In Mariupol, the Russians are believed to have deployed about a dozen Battalion Tactical Groups – self-contained, combined-arms armored units – a brigade of naval infantry, un-specified special forces (spetsnaz) and military intelligence (GRU) units, Chechen light infantry and military police, and battalions of Donetsk militants.

Moscow also deployed heavy air and artillery assets.

Their opponents were less numerous. A brigade of marines, a brigade of mechanized infantry and a battalion of the Azov Regiment. The battle pitched approximately 20 attacking battalions against seven defending battalions.

The toughness of the fight should provide Russian commanders with food for thought in future operations.  

Mariuopol’s pre-war population was 446,000. Prior to its seizure, the most strategically vital settlements Russia had taken were Kherson (population 289,000) and Izyum (46,000).

Kherson provides Crimea with water supplies, while Izyum provides Russian forces with the northern shoulder of their salient in the Donbas.

It seems unlikely that Russia can marshal the troops necessary to make a second attempt on Kiev (population 2.8 million) or on Kharkiv (population 1.4 million).

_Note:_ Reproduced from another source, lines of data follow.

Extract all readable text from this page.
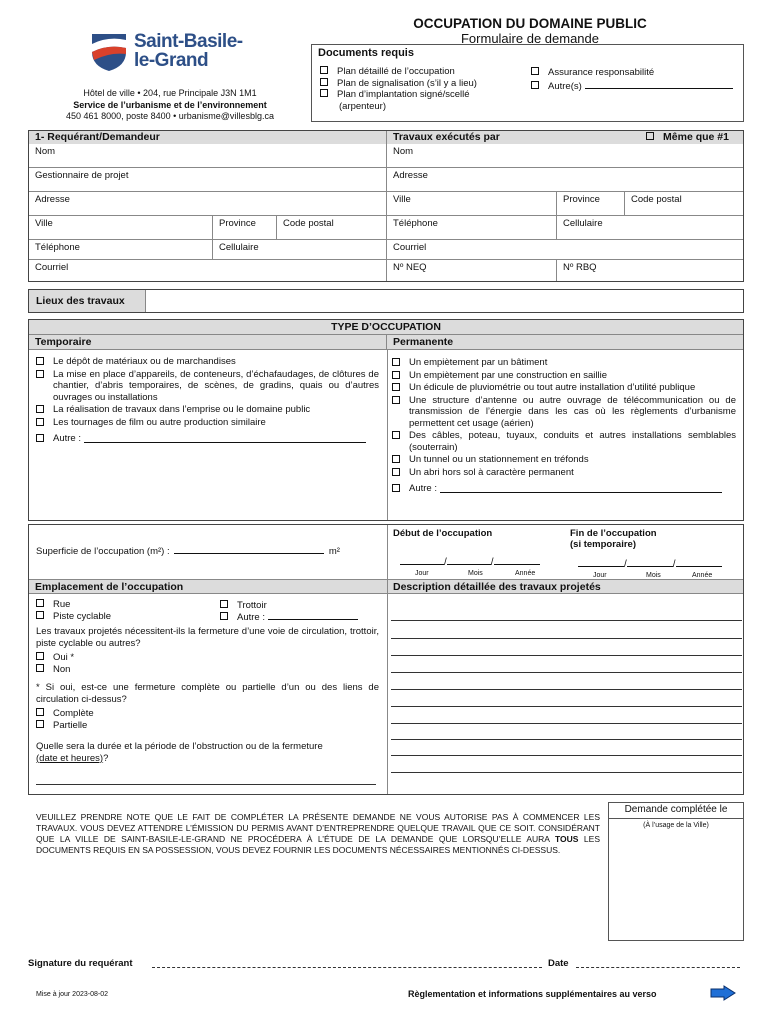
Saint-Basile-
le-Grand
Hôtel de ville • 204, rue Principale J3N 1M1
Service de l’urbanisme et de l’environnement
450 461 8000, poste 8400 • urbanisme@villesblg.ca
OCCUPATION DU DOMAINE PUBLIC
Formulaire de demande
Documents requis
Plan détaillé de l’occupation
Plan de signalisation (s’il y a lieu)
Plan d’implantation signé/scellé
(arpenteur)
Assurance responsabilité
Autre(s)
1- Requérant/Demandeur	Travaux exécutés par	Même que #1
Nom
Gestionnaire de projet
Adresse
Ville	Province	Code postal
Téléphone	Cellulaire
Courriel
Nom
Adresse
Ville	Province	Code postal
Téléphone	Cellulaire
Courriel
Nº NEQ	Nº RBQ
Lieux des travaux
TYPE D’OCCUPATION
Temporaire	Permanente
Le dépôt de matériaux ou de marchandises
La mise en place d’appareils, de conteneurs, d’échafaudages, de clôtures de chantier, d’abris temporaires, de scènes, de gradins, quais ou d’autres ouvrages ou installations
La réalisation de travaux dans l’emprise ou le domaine public
Les tournages de film ou autre production similaire
Autre :
Un empiètement par un bâtiment
Un empiètement par une construction en saillie
Un édicule de pluviométrie ou tout autre installation d’utilité publique
Une structure d’antenne ou autre ouvrage de télécommunication ou de transmission de l’énergie dans les cas où les règlements d’urbanisme permettent cet usage (aérien)
Des câbles, poteau, tuyaux, conduits et autres installations semblables (souterrain)
Un tunnel ou un stationnement en tréfonds
Un abri hors sol à caractère permanent
Autre :
Superficie de l’occupation (m²) :	m²
Début de l’occupation	Fin de l’occupation
(si temporaire)
/	/
Jour	Mois	Année
/	/
Jour	Mois	Année
Emplacement de l’occupation	Description détaillée des travaux projetés
Rue
Piste cyclable
Trottoir
Autre :
Les travaux projetés nécessitent-ils la fermeture d’une voie de circulation, trottoir, piste cyclable ou autres?
Oui *
Non
* Si oui, est-ce une fermeture complète ou partielle d’un ou des liens de circulation ci-dessus?
Complète
Partielle
Quelle sera la durée et la période de l’obstruction ou de la fermeture
(date et heures)?
VEUILLEZ PRENDRE NOTE QUE LE FAIT DE COMPLÉTER LA PRÉSENTE DEMANDE NE VOUS AUTORISE PAS À COMMENCER LES TRAVAUX. VOUS DEVEZ ATTENDRE L’ÉMISSION DU PERMIS AVANT D’ENTREPRENDRE QUELQUE TRAVAIL QUE CE SOIT. CONSIDÉRANT QUE LA VILLE DE SAINT-BASILE-LE-GRAND NE PROCÉDERA À L’ÉTUDE DE LA DEMANDE QUE LORSQU’ELLE AURA TOUS LES DOCUMENTS REQUIS EN SA POSSESSION, VOUS DEVEZ FOURNIR LES DOCUMENTS NÉCESSAIRES MENTIONNÉS CI-DESSUS.
Demande complétée le
(À l’usage de la Ville)
Signature du requérant	Date
Mise à jour 2023-08-02	Règlementation et informations supplémentaires au verso
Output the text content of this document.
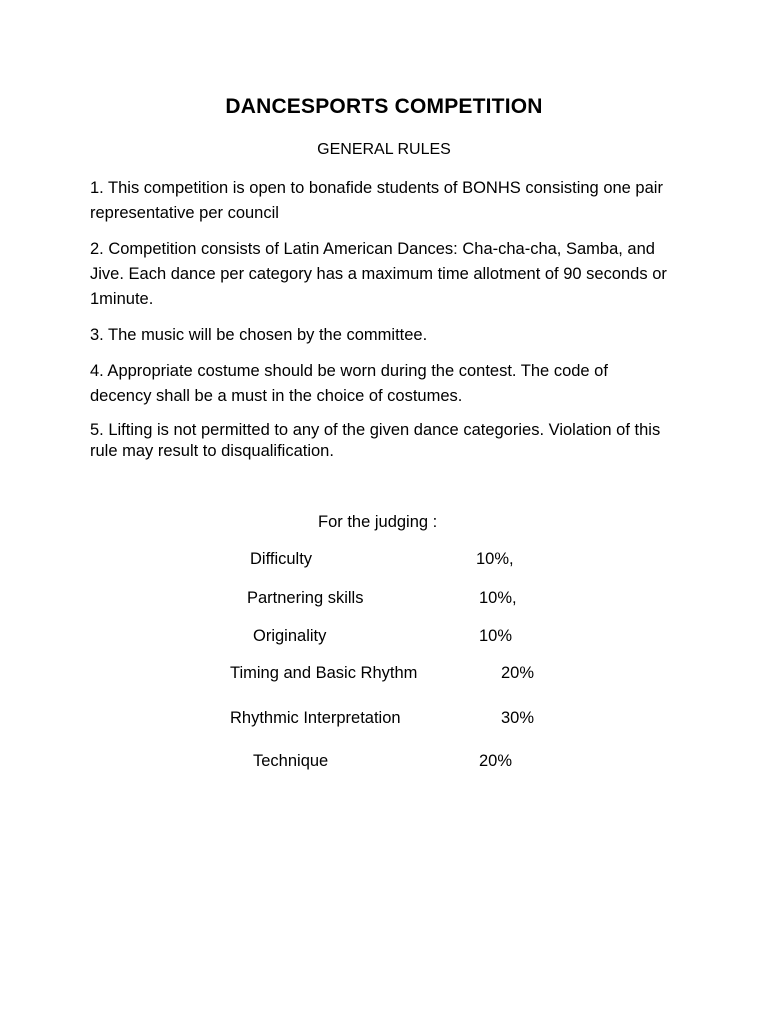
DANCESPORTS COMPETITION
GENERAL RULES

1. This competition is open to bonafide students of BONHS consisting one pair representative per council

2. Competition consists of Latin American Dances: Cha-cha-cha, Samba, and Jive. Each dance per category has a maximum time allotment of 90 seconds or 1minute.

3. The music will be chosen by the committee.

4. Appropriate costume should be worn during the contest. The code of decency shall be a must in the choice of costumes.

5. Lifting is not permitted to any of the given dance categories. Violation of this rule may result to disqualification.

For the judging :
Difficulty	10%,
Partnering skills	10%,
Originality	10%
Timing and Basic Rhythm	20%
Rhythmic Interpretation	30%
Technique	20%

Indeed, Russian forces have retreated after failing to take both cities.

The huge firepower used to level Mariupol points to another issue.

Like US forces in the latter stages of their war in Vietnam, it appears as if Russian commanders in Ukraine are using firepower as a substitute for maneuver or ground assault.

Russian forces were expected to launch a major, World War II-type armored pincer operation to close the 75-km Ukrainian wide salient Donbas. Despite the extreme vulnerability of the Ukrainian position, that attack has not gone well.

One Russian BTG appears to have been wiped out by Ukrainian fire attempting a river crossing.

This leaves artillery as the preferred arm, leading to a grinding, World War I-style battle.

But the fate of the defenders of Mariupol pinpoints a strategic weakness of the Ukrainian forces, too.

With the bulk of their professional army, and the bulk of its heavy equipment fixed in place and being hammered in Donbas, Kiev has no mobile counter-attack force with which it can seize the initiative from the Russians.

That could change. Recent Ukrainian victories around Kharkiv may free up units that can be massed to assault the northern Russian flank in Donbas. However, it remains to be seen when Kiev can undertake such an ambitious counter-offensive.